For 8 years, Joe Septic Contractors has hosted the “Shooting da Crap,” clay shooting charity event behind his business at 15360 Hwy 3235, and this year it will be March 7, Saturday.

 

“It’s all intertwined in the business aspect we do to make it a unique event,” said Chad Boudreaux, founder of the event. “It’s pretty cool man and we draw a lot of people.”

 

The event is a light-hearted themed clay shooting competition where shooters fire at the skeets from toilet humored stations. There are ten stations total, 100 shots, and each station is a cut out portalet. For the final station, the shooter takes aim from a seated position.


 

“The last station we have a platform and a toilet and you sit on the toilet and you shoot the last station off the toilet,” said Boudreaux.

 


 

Other events include the “pooper shoot,” and the “chicken drop.” For the “pooper shoot,” contestants use a potato gun and try to fire a tennis ball into a portalet.

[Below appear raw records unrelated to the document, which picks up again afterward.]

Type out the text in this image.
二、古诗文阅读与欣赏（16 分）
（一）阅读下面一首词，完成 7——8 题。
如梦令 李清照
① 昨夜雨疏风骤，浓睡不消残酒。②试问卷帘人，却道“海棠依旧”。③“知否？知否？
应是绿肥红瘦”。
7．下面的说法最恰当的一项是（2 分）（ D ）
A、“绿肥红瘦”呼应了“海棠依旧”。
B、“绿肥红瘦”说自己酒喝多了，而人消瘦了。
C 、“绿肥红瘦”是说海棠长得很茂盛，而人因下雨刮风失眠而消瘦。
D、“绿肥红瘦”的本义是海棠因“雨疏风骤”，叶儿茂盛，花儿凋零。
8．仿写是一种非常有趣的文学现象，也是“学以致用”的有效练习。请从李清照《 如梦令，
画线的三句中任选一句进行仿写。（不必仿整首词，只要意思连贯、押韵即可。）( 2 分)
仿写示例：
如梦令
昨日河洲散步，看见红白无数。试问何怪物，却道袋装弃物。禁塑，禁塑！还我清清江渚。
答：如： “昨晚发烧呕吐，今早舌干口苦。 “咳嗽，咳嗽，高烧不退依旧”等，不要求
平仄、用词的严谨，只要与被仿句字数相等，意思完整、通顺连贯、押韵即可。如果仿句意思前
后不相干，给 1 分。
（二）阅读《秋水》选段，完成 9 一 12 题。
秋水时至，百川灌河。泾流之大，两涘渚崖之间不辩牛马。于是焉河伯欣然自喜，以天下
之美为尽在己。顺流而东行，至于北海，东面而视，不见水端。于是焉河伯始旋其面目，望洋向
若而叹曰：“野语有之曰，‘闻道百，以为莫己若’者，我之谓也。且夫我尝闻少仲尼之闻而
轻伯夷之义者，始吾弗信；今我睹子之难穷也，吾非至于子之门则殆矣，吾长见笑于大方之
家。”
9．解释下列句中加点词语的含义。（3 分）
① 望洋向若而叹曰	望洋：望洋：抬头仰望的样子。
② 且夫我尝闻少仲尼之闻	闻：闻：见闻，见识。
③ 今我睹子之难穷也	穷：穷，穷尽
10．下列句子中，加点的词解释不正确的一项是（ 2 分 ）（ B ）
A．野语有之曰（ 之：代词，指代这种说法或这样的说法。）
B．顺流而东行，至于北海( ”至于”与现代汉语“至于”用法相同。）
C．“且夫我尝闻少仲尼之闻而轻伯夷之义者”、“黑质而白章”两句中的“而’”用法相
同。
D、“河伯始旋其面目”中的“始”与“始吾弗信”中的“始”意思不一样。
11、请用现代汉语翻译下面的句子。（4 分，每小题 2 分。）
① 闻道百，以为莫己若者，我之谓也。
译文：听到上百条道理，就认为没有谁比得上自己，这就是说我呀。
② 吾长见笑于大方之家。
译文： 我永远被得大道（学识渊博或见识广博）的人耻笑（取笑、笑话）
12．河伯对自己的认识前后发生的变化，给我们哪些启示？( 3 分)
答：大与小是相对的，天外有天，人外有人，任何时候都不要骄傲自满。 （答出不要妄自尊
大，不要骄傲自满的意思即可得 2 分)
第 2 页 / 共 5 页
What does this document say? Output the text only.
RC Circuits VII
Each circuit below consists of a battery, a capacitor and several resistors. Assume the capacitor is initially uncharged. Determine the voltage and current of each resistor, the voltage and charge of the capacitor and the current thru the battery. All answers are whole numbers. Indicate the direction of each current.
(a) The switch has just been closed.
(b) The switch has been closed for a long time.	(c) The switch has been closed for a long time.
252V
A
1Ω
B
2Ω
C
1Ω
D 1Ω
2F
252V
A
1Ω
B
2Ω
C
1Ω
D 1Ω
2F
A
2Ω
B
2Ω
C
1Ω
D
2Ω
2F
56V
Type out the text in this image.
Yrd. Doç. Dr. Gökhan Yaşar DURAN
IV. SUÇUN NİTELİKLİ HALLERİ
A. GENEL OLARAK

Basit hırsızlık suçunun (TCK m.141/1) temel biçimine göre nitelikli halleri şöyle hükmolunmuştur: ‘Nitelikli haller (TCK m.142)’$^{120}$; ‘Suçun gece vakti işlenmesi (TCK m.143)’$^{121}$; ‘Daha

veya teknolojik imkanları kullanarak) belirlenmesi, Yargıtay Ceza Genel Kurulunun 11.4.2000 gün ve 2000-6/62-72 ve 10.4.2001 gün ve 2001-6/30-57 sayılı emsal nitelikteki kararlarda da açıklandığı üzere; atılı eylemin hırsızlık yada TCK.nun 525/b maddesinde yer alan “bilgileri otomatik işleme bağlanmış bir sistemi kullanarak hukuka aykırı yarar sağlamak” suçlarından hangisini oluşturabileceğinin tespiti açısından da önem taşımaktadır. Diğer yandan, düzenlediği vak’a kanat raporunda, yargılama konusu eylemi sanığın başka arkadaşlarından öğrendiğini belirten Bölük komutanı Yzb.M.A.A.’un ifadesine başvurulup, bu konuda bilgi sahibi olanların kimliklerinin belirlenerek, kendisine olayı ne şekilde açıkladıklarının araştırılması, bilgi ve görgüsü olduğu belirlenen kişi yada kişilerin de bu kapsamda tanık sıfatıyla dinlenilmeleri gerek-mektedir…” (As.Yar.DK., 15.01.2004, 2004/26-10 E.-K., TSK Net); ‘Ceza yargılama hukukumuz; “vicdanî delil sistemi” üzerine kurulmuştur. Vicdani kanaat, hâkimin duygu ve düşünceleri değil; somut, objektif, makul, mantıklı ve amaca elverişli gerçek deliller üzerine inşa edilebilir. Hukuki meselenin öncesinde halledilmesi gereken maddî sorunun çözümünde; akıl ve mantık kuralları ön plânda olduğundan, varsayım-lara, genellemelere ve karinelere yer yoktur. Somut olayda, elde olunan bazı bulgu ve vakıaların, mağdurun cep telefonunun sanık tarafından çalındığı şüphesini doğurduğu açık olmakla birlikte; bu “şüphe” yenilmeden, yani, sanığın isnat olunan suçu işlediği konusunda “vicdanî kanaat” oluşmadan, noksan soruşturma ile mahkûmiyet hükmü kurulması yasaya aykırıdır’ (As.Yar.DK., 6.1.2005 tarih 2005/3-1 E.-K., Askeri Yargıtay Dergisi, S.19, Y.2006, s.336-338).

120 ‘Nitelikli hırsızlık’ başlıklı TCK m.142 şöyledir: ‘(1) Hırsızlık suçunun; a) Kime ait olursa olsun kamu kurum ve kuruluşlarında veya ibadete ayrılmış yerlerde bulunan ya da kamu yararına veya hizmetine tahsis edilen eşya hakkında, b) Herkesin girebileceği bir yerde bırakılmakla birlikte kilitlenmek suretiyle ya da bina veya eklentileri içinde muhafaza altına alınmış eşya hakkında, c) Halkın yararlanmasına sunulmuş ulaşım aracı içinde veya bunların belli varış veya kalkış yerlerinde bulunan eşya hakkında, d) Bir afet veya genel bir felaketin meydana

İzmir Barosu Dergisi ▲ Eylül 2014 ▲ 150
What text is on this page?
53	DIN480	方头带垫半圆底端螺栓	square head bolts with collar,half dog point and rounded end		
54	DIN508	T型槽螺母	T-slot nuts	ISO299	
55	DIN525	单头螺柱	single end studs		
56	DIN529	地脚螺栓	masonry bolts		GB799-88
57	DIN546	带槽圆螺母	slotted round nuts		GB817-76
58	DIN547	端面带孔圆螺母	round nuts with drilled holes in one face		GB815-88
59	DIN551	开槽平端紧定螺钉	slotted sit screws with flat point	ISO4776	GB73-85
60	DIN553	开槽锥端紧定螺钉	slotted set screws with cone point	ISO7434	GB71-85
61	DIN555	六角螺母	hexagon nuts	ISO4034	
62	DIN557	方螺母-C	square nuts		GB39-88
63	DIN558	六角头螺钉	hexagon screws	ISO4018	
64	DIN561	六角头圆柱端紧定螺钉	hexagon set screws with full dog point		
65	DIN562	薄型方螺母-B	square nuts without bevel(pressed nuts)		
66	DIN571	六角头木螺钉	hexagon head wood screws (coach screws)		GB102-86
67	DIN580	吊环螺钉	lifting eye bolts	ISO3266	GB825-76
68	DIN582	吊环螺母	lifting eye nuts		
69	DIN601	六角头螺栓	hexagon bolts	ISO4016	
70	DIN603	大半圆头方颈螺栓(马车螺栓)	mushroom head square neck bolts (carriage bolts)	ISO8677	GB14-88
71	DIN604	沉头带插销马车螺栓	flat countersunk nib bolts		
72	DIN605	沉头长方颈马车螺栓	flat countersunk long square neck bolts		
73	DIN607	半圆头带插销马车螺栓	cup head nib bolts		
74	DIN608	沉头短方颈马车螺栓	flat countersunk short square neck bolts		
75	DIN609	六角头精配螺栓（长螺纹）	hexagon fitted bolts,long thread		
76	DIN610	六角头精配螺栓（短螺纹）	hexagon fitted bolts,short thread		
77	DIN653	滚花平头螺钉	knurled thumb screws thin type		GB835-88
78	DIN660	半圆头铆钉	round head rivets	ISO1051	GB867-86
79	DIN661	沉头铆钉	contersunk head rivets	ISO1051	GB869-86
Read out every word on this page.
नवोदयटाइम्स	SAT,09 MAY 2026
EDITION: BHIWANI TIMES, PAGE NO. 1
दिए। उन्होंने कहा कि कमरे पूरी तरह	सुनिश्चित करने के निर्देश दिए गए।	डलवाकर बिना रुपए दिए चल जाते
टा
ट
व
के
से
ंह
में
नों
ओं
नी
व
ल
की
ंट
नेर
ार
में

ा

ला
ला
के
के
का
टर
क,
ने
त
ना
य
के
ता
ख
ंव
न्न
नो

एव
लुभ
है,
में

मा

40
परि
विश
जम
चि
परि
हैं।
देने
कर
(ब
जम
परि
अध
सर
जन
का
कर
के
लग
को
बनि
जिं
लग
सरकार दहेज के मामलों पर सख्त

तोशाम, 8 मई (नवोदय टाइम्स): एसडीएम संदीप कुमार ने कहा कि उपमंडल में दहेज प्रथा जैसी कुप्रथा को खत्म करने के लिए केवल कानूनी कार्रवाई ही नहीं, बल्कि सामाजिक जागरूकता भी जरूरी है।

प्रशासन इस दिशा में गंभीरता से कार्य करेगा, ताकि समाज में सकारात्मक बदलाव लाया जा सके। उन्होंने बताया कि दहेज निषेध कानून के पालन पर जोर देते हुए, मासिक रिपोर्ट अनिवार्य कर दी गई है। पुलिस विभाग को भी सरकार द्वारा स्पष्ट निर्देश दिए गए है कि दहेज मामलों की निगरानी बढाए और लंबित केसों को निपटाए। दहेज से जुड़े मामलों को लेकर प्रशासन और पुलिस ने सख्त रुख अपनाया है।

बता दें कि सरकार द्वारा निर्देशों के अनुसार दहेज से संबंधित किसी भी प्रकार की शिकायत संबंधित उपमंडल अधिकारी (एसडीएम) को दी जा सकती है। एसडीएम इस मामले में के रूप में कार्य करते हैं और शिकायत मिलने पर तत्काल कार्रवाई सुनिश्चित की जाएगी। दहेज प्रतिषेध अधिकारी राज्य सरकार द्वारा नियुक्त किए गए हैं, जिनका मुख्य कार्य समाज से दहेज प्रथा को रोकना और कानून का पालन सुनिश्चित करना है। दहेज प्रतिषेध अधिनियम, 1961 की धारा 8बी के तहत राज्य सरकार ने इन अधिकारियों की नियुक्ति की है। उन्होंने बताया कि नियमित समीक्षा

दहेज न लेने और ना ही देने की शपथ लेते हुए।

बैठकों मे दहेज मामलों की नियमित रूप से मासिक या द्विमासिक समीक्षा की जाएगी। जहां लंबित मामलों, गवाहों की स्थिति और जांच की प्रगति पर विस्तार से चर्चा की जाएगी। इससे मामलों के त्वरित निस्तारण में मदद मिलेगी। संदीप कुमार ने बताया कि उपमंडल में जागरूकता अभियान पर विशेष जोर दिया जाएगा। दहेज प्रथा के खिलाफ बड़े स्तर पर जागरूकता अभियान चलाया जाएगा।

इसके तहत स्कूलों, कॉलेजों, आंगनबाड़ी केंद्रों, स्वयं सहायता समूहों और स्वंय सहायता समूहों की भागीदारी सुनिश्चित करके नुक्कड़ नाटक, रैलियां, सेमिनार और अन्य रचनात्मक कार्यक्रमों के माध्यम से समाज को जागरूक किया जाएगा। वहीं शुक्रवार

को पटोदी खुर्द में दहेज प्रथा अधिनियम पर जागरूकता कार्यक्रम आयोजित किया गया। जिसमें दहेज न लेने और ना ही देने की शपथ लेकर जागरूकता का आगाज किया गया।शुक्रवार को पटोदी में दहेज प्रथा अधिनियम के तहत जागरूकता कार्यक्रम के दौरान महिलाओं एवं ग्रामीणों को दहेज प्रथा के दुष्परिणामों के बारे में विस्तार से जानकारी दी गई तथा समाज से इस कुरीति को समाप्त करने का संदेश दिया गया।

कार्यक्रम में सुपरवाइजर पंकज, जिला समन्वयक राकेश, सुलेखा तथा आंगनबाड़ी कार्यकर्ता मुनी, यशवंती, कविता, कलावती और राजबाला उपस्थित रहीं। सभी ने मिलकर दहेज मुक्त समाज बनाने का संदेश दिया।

“Chicken drop” has contestants guess what square a chicken will defecate on.


 

There is also a long-bird even where contestants attempt to shoot a distant skeet. Successful marksmen in the long-bird and/or the “pooper shoot” are put in separate drawings for a chance to win a gun.

 

The event was created as a way to raise money for The Center for Pediatric Therapy special needs scholarship fund as well as “Gift Kids The World.”

 


 

Boudreaux said his heart was touched when he visited Florida to give the check to Gift Kids The World, “they house families with terminally ill children… it’s a great program man,” he said.


 

“It pays for the kids and the family to go for a week – they house them and bring them to Disney,” said Boudreaux. “To get their minds off what they’re going through.”

 

The event has donated around $255,000 over 7 years.

 

There will be food such jambalaya and pastalaya, as well as spit-roasted pig, and Boudreaux said the general public is welcome to come eat and enjoy the music.


 

Boudreaux said he takes entries up to the morning it starts. For a team of 4, the cost is $500 which includes shirts and a swag bag. There is also a $2,000 and $5,000 sponsorship level.

 

The first shots begin at 8am, and the second shooting is at 12:30. At 3pm auctions begin, then awards, and finally there are registered shooter drawings after that which is for a 12 gauge shotgun.